As for the question, “couldn’t God have found some other way to bridge the gap, pay the debt, etc.?” Yes, and no. As to the historical particulars, probably. As to the redeeming death and resurrection, no. To say otherwise throws us into the nominalism/voluntarism where God could have done it otherwise, but for some reason he picked the bloody version.
I’m fine with Christmas being Christmas. But I think the Cross is inherently part of the meaning of Christmas.
A blog where you quote Balthazar & the Fathers. (*slow clap*) Thanks for this! I wonder about the origin of the false dichotomy of “incarnation vs passion”. I certainly haven’t encountered this in my readings of current eastern orthodox theologians, or in my reading of the Fathers. I’ve always interpreted the writings as:
The atonement is occurring in the Incarnation, and penultimately in the death of Christ & ultimately in the resurrection. [cf. 1 Cor 15:14] The Cross reveals what was always taking place in the Incarnation…or something like that.
[sidenote: One of my criticisms of “Locating Atonement” was the absence of a dedicated section on the incarnation]
As Reader Irenaeus puts it,
“Christ identifies fully with humanity through the incarnation. He stands in solidarity with us from birth to death. The atonement does not begin or end with the Cross. Christ’s reconciling work is initiated throughout his life and ministry, declaring that God’s table is open to fellowship for all who will come (even before the Cross) and that forgiveness, healing, and deliverance (not just provisionally pending his death but actually as we come) are available to all who believe.”
Similarly Dr. Kharalambos Anstall writes,
“‘The Word became flesh’-The dark shadow of death is driven away by a new effulgence of uncreated light. All of creation, formerly submerged since the Fall in a black slough of despondence, rouses and shakes itself in the warmth and golden illumination of a new beginning- a virtual regeneration of life through loving communion with God….

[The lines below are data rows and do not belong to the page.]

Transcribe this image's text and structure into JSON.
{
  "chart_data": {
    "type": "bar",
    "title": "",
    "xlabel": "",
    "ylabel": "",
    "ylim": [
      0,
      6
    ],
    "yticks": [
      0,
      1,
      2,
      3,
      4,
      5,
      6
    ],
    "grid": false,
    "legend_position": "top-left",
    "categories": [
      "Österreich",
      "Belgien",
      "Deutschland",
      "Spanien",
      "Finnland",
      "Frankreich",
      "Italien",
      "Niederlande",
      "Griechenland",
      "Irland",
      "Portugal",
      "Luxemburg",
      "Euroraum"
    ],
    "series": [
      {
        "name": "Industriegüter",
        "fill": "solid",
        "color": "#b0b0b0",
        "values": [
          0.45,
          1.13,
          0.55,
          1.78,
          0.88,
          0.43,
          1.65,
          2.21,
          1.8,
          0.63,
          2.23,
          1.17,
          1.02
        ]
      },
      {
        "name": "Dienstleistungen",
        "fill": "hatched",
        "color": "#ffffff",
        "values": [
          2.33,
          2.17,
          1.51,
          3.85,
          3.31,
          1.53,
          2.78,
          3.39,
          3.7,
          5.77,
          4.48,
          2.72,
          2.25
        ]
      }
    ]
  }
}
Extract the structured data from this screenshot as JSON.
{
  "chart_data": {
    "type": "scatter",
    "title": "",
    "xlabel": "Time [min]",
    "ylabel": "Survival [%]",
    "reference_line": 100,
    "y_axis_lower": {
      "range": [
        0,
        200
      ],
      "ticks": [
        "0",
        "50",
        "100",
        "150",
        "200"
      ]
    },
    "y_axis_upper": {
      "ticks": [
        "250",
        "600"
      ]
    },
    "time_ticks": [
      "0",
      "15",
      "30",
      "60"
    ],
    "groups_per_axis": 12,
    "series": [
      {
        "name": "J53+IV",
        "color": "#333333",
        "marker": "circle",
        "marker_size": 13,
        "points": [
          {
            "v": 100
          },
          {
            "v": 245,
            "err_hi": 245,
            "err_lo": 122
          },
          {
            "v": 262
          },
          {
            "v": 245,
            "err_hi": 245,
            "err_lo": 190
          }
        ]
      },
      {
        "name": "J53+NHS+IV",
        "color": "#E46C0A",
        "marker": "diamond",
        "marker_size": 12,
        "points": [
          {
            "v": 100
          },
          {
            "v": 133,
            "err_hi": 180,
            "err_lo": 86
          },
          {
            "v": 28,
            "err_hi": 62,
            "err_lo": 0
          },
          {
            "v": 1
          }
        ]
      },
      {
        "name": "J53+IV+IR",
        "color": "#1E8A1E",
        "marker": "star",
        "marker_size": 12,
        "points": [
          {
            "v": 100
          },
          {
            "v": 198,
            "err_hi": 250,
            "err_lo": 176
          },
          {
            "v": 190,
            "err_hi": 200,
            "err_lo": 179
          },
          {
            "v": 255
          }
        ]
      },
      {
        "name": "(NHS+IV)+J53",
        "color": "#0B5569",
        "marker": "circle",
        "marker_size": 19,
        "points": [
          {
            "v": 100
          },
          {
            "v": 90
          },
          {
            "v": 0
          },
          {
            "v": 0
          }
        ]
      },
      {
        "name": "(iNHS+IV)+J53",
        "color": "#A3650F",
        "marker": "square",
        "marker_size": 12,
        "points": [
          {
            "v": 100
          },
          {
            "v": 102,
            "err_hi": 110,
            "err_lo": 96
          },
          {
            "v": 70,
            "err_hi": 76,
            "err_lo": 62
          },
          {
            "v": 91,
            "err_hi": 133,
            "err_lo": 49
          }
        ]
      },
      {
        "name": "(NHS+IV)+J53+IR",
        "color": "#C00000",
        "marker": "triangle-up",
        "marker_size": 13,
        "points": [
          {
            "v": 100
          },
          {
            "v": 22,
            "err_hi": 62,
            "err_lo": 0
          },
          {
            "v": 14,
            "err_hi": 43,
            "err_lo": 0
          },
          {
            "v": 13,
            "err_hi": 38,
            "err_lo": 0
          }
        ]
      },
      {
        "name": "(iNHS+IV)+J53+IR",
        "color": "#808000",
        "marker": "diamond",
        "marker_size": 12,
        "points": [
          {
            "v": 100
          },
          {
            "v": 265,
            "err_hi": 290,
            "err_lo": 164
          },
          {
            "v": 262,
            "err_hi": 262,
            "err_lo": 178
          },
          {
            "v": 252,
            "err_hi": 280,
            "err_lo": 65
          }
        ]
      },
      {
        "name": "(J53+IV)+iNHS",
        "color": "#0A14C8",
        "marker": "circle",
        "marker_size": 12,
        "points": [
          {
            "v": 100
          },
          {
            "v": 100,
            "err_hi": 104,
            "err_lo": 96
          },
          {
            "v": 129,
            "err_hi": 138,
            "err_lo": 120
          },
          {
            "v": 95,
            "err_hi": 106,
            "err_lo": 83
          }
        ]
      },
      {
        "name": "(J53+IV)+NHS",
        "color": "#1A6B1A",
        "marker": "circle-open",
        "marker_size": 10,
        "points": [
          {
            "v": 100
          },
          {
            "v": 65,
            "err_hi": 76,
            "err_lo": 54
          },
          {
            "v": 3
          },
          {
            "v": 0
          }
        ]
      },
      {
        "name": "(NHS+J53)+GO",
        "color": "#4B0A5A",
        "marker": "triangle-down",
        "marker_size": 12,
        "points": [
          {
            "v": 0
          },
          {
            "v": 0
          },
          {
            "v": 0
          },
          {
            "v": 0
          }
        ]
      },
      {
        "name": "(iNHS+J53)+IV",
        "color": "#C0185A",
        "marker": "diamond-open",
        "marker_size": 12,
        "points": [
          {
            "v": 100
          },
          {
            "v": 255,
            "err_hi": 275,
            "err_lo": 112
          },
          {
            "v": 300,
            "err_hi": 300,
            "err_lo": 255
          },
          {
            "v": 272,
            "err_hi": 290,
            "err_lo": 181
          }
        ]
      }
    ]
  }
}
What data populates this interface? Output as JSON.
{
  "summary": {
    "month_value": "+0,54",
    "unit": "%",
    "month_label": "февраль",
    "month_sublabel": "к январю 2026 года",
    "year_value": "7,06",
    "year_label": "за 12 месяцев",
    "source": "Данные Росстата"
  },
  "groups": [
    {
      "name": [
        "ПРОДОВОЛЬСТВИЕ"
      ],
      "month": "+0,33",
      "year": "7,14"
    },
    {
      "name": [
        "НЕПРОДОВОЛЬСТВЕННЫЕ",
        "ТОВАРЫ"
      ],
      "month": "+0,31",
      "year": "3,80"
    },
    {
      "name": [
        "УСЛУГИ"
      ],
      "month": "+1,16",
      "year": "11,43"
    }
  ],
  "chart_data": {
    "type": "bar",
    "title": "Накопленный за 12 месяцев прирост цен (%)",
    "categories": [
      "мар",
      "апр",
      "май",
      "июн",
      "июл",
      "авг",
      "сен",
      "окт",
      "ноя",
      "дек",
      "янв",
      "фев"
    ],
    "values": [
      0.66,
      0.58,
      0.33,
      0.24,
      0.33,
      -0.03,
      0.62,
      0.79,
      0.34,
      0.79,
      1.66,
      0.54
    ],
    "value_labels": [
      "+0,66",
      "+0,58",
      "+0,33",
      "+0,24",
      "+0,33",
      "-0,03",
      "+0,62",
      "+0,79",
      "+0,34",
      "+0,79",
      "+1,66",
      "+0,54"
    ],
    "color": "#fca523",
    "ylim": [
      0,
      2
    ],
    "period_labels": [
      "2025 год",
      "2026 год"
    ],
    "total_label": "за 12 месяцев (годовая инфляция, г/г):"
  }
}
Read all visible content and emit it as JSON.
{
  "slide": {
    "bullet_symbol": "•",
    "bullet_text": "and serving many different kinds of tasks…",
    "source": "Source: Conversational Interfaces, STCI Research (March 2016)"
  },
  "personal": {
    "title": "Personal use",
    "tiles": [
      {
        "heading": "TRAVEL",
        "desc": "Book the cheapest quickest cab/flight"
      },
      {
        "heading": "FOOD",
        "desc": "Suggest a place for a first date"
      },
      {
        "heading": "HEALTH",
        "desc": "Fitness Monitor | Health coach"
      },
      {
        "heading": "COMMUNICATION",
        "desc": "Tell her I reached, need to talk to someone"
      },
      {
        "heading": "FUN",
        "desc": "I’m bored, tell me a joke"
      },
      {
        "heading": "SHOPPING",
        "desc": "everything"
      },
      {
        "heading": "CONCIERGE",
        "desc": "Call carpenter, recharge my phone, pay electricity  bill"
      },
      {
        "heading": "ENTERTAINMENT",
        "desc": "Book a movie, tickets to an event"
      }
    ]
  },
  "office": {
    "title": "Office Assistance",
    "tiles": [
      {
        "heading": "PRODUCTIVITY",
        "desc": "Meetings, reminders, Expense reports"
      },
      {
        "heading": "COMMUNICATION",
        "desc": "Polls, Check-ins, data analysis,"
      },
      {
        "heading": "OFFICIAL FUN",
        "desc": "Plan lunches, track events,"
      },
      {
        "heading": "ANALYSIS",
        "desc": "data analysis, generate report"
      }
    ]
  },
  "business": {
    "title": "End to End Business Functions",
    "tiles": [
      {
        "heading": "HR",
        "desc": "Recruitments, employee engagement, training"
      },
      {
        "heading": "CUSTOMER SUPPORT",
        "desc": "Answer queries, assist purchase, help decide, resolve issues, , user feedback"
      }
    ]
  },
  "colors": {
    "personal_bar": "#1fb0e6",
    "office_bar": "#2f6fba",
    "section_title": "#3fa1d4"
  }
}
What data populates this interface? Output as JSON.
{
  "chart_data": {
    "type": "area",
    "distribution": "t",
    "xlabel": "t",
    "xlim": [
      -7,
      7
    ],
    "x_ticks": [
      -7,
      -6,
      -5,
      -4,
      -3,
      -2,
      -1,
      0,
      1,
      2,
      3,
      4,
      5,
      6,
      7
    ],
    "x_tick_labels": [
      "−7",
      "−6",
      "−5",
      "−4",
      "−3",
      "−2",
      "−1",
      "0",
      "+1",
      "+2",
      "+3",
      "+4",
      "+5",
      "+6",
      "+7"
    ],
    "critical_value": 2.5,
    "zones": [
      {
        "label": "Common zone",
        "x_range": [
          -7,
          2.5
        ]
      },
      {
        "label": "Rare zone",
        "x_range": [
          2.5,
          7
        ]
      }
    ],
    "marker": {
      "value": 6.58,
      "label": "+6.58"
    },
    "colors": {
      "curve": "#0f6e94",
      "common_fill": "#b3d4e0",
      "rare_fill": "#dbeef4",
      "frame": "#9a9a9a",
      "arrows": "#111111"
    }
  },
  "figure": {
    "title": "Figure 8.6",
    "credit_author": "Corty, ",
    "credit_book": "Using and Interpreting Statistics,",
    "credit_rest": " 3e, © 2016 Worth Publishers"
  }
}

Only by His incarnation as the second Person of the Holy Trinity, wherein He “put on the flesh” of humanity while still God, could he overcome human mortality, defeating death by (His) death in a single, magnificent display of co-suffering love. In Christ, the Expected One has come, the Anointed One, the Messiah of Israel: “the Word made flesh” , Word who, in the beginning, “was with God and was God.” And, through His glorious Resurrection, He extended the potential for eternal life to all of humanity.”